Thursday, 12 January 2012

dreams of tender beauties

It might have been a tad ambitious, doing all that raking yesterday.  It felt OK at the time, which goes to show how much you can do when you care about the outcome.  I slept late this morning, and woke still feeling exhausted.  Sleeping in is no fun when you have animals, because you realise as soon as you come to that they should have been fed an hour ago, and that the chickens are still locked in a box.  When I did biology at school I was once marked down in an exam answer about how the lung is adapted to its function, because I had not explicitly said that it was hollow.  I'd mentioned the alveoli, and how they increase the surface area of the lung to facilitate oxygen exchange with the blood, but I hadn't actually said 'the lung is hollow'.  I suppose that I assumed that as a given, otherwise where would I start?  The lung is alive.  The lung is compatible with the immune system of the rest of the organism.  Or maybe I took the lung's hollowness as being implied by the rest of my answer.  Anyway, I dropped a point or two.  Today felt as though my lungs were not as hollow as they should have been, and it was tiring.

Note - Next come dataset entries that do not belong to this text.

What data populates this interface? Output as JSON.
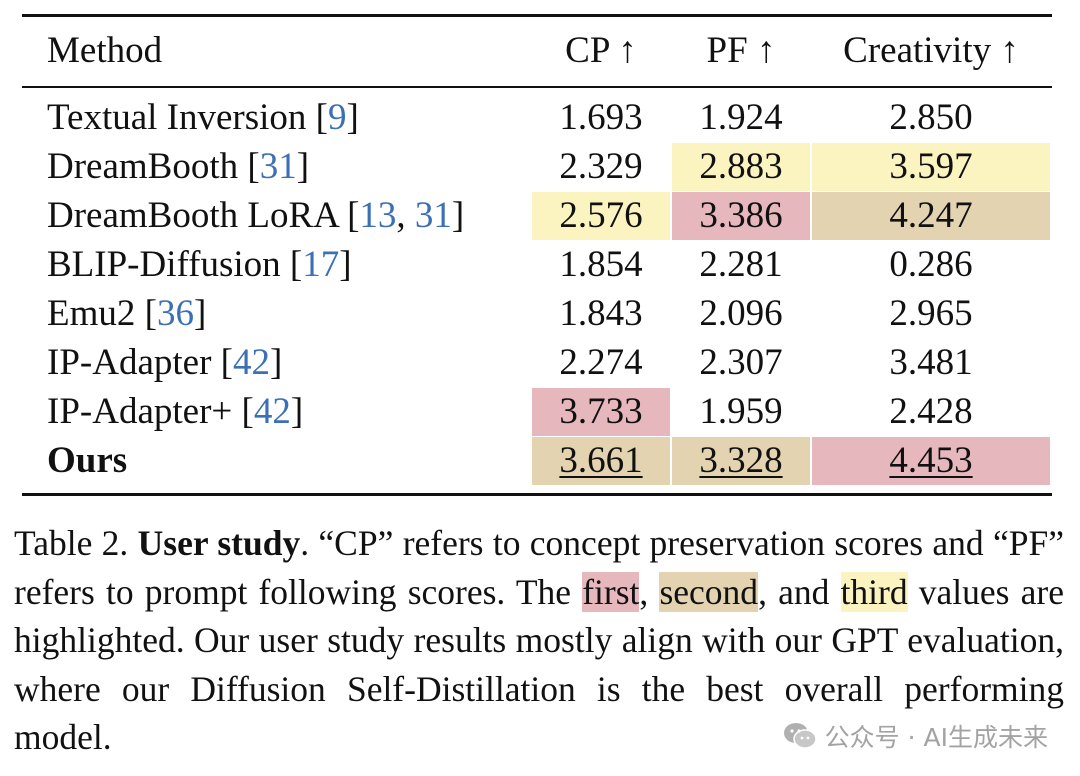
{
  "table": {
    "columns": {
      "method": "Method",
      "cp": "CP ↑",
      "pf": "PF ↑",
      "creativity": "Creativity ↑"
    },
    "rows": [
      {
        "method": "Textual Inversion ",
        "refs": [
          "9"
        ],
        "cp": "1.693",
        "pf": "1.924",
        "creativity": "2.850",
        "highlight": {
          "cp": null,
          "pf": null,
          "creativity": null
        }
      },
      {
        "method": "DreamBooth ",
        "refs": [
          "31"
        ],
        "cp": "2.329",
        "pf": "2.883",
        "creativity": "3.597",
        "highlight": {
          "cp": null,
          "pf": "third",
          "creativity": "third"
        }
      },
      {
        "method": "DreamBooth LoRA ",
        "refs": [
          "13",
          "31"
        ],
        "cp": "2.576",
        "pf": "3.386",
        "creativity": "4.247",
        "highlight": {
          "cp": "third",
          "pf": "first",
          "creativity": "second"
        }
      },
      {
        "method": "BLIP-Diffusion ",
        "refs": [
          "17"
        ],
        "cp": "1.854",
        "pf": "2.281",
        "creativity": "0.286",
        "highlight": {
          "cp": null,
          "pf": null,
          "creativity": null
        }
      },
      {
        "method": "Emu2 ",
        "refs": [
          "36"
        ],
        "cp": "1.843",
        "pf": "2.096",
        "creativity": "2.965",
        "highlight": {
          "cp": null,
          "pf": null,
          "creativity": null
        }
      },
      {
        "method": "IP-Adapter ",
        "refs": [
          "42"
        ],
        "cp": "2.274",
        "pf": "2.307",
        "creativity": "3.481",
        "highlight": {
          "cp": null,
          "pf": null,
          "creativity": null
        }
      },
      {
        "method": "IP-Adapter+ ",
        "refs": [
          "42"
        ],
        "cp": "3.733",
        "pf": "1.959",
        "creativity": "2.428",
        "highlight": {
          "cp": "first",
          "pf": null,
          "creativity": null
        }
      },
      {
        "method": "Ours",
        "refs": [],
        "bold": true,
        "underline": true,
        "cp": "3.661",
        "pf": "3.328",
        "creativity": "4.453",
        "highlight": {
          "cp": "second",
          "pf": "second",
          "creativity": "first"
        }
      }
    ]
  },
  "caption": {
    "label": "Table 2. ",
    "title": "User study",
    "part1": ". “CP” refers to concept preservation scores and “PF” refers to prompt following scores. The ",
    "first": "first",
    "sep1": ", ",
    "second": "second",
    "sep2": ", and ",
    "third": "third",
    "part2": " values are highlighted. Our user study results mostly align with our GPT evaluation, where our Diffusion Self-Distillation is the best overall performing model."
  },
  "watermark": {
    "text": "公众号 · AI生成未来",
    "icon": "wechat-icon"
  },
  "colors": {
    "first": "#e6b8bd",
    "second": "#e3d3b1",
    "third": "#fbf4c1",
    "ref": "#3b6fb6"
  }
}
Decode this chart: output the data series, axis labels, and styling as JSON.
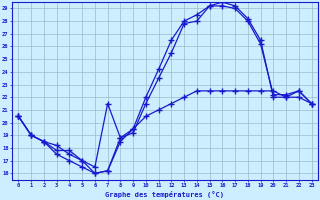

I weeded the gravel, as being a gentle task, not involving great physical effort, and worth doing before the bulbs come through any more than they have.  The shrubs in the Italian garden are still looking good.  It's the twelfth of January today, nearly half way through the month, and no really cold snap is forecast at the moment.  Anything could still happen between now and March, but it seems possible that we might get through to spring without a hard freezing spell to wreck them.  That would be a great boon.

I've got a replacement Teucrium fruticans 'Azureum' sitting in its pot in the greenhouse, waiting until March to plant it out, just in case.  I'd like a small leaved myrtle in the Italian garden, and I might risk an Acca sellowiana.  This is what used to be known as Feijoa,and its common name is pineapple guava.  It has grey leaves, and red bottle-brush flowers.  It is reckoned to be hardy outdoors only in the milder regions, so I tried one tucked in between other shrubs in the long bed, and it amazed me by surviving the past two winters, which certainly weren't mild.  However, it is so hemmed in by its sheltering neighbours I'm not sure it will come to much, so I thought about risking one in the Italian garden, and giving it a bit more elbow room.

I'd like an Erythrina crista-galli as well.  This is a magnificent shrub, and really is tender.  The only good one I've seen was tucked into the corner of two walls at (I think) Wakehurst Place, with a heat-reflecting stone terrace in front of it.  It has grey leaves,ferocious spines, and huge red claw shaped flowers in late summer or autumn.  Its common name is the coral tree or cock's comb.  Probably our front garden is not warm enough.  But the drainage is superb, and Wakehurst Place must get quite parky in the winter, and Erythrina is deciduous, with the ability to behave herbaceously and throw new shoots from ground level, so it might not mind the cutting winter winds too much.  Chiltern Seeds are offering seed again this year.  I grew some once before, but attempted to keep the plants in pots, and found them difficult.  We've lost stock over the winter at work before now, and when I went to an RHS study day some years ago on the subject of growing Mediterranean climate plants in the UK, I took the chance of asking Wolfgang Bopp how I should look after it (he was curator of the Welsh Botanic Gardens, then head-hunted by the Harold Hillier Gardens, where as far I can tell he still is, and is as big a cheese as you will find to ask about the cultivation of Erythrina crista-galli).  He said it was difficult in a pot.  It needed to be dry in winter but wet and well-fed in summer with a generous root run, so ideally not in a pot.  It's tempting to try again.  I have nothing to lose except the cost of a packet of seed, and a little time.  I could buy one, if we get them again at work, but I'd sooner start from scratch.

And that was it.  You will notice that most of today's gardening took place in my head, but that's the way with gardening.  The R3 composer of the week was Couperin, which was nice.